The action is seriously top-notch. It involves great kung-fu scenes that will have you yelling and cheering throughout. But not everything is meant to thrill, there are some incredibly brutal sequences that will also stun you silent. Its an interesting dynamic, and I give director Gareth Evans full credit for creating a film that had a healthy balance of fun and violence without overdoing one or the other. Kung fu and karate fans will have a gleeful time just watching the action scenes unfold. If karate isn't your thing, there are plenty of good scenes with guns, knives and broken light bulbs which you might enjoy.
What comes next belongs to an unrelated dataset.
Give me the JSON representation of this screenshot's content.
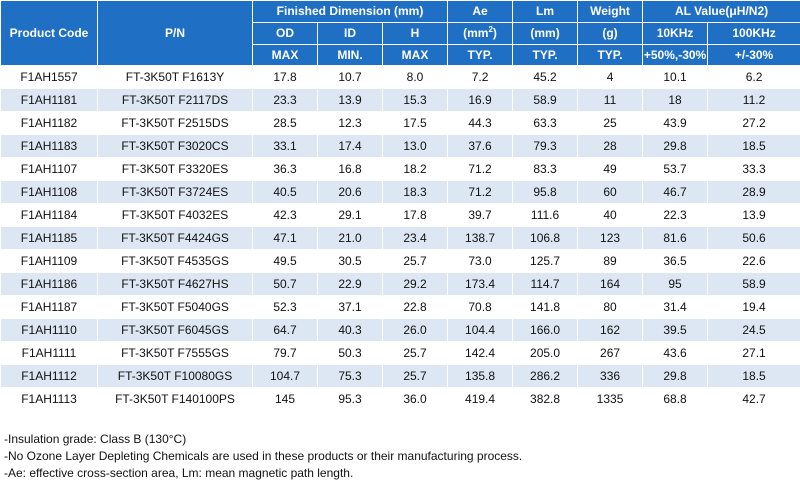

In films like "The Raid: Redemption," they are only as effective as their villains. This movie produces a great one. Yayan Ruhian's Mad Dog is a crazy creation. Mad Dog is the main henchmen of the crime lord living in the tenant, he prefers hand-to-hand combat and he is relentlessly ruthless. Ruhian brings this character to great life, and he has the two biggest highlights of the entire movie. I can't tell you a single thing about Yayan Ruhian's career, but he's an actor to look out for, he brings an intense presence, and an extreme callous not found in many villains. All other actors do incredible work in this movie.
I cannot thing of a better thing to offer up action buffs this time of year, consider it a Christmas present.